Introduction: Diabetic foot ulcer (DFU) is dreaded and one of the most intricate medical conditions in diabetes. Improving the healing of DFU is imperative for improved patient outcomes. To consider a biomarker of comprehensive value to patients and health care professionals, it should be cost effective, user friendly, reliable, acceptable, and it should be transferable among various health care settings. We aimed to assess 2 such potential factors: wound surface pH and wound surface temperature as a predictor of healing in DFU.
Methods: DFU patients (n = 54) were assessed in terms of non-healing while evaluating them routinely.

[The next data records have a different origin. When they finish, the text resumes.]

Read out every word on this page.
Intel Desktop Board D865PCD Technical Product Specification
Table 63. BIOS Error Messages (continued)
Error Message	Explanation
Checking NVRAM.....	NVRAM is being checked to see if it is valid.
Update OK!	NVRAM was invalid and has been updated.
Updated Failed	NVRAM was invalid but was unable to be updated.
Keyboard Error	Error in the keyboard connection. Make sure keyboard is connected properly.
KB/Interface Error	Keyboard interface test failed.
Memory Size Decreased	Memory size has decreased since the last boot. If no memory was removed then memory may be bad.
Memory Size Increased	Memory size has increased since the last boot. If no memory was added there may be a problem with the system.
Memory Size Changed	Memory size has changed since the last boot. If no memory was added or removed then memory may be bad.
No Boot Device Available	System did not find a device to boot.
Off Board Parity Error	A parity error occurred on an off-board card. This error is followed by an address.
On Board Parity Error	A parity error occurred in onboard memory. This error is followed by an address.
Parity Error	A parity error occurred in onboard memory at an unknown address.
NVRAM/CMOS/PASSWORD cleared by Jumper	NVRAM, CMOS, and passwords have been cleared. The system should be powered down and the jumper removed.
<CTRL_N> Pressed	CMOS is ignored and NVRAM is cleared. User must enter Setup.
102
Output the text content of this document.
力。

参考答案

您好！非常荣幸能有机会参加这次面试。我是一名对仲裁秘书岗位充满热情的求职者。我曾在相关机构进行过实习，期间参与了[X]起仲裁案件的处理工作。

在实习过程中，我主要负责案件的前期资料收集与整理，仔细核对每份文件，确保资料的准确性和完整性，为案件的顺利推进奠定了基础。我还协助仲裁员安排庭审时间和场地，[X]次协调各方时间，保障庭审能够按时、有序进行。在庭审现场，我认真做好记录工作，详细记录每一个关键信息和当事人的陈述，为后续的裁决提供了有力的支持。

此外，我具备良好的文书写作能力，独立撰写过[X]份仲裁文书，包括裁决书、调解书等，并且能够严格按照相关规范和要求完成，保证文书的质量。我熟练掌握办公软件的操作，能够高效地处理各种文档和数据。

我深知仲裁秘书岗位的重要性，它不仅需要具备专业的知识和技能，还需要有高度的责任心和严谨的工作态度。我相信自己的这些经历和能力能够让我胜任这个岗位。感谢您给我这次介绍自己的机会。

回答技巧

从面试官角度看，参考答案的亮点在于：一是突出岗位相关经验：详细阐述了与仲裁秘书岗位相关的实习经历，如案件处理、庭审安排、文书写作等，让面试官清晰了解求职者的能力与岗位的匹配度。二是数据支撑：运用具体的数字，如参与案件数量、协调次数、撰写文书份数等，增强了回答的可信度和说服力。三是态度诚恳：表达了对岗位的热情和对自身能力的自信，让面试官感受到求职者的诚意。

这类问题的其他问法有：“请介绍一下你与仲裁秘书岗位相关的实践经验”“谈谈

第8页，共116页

The patient’s wound was examined every week till 4 weeks or complete healing, whichever was earlier, and was given a score according to leg ulcer measurement tool (LUMT). Temperature of wounds was measured by “handheld Infrared thermometer” at room temperature. Wound surface pH was measured by handheld Potentiometric pH meter. All these parameters were compared with healing status of the wound which was assessed clinically with the LUMT score.
Results: Wound surface temperature values ranged from 89-92°F (baseline) and 84-88°F (week 4), Leg ulcer measurement tool (LUMT) score was ranging from 43-56 (baseline) and 12-29 (week 4) and wound surface pH was ranging from 7.40-8.10 (baseline) and 7.20-7.40 (week 4). However, correlation studies among them were statistically insignificant.
Conclusion: The possible advantages offered by objective, chair side methods for quick, precise, and sensitive monitoring of wound healing status, suggest that this process will become an important tool in wound healing surveillance and clinical decision making in resolution of non-healing of DFU in future.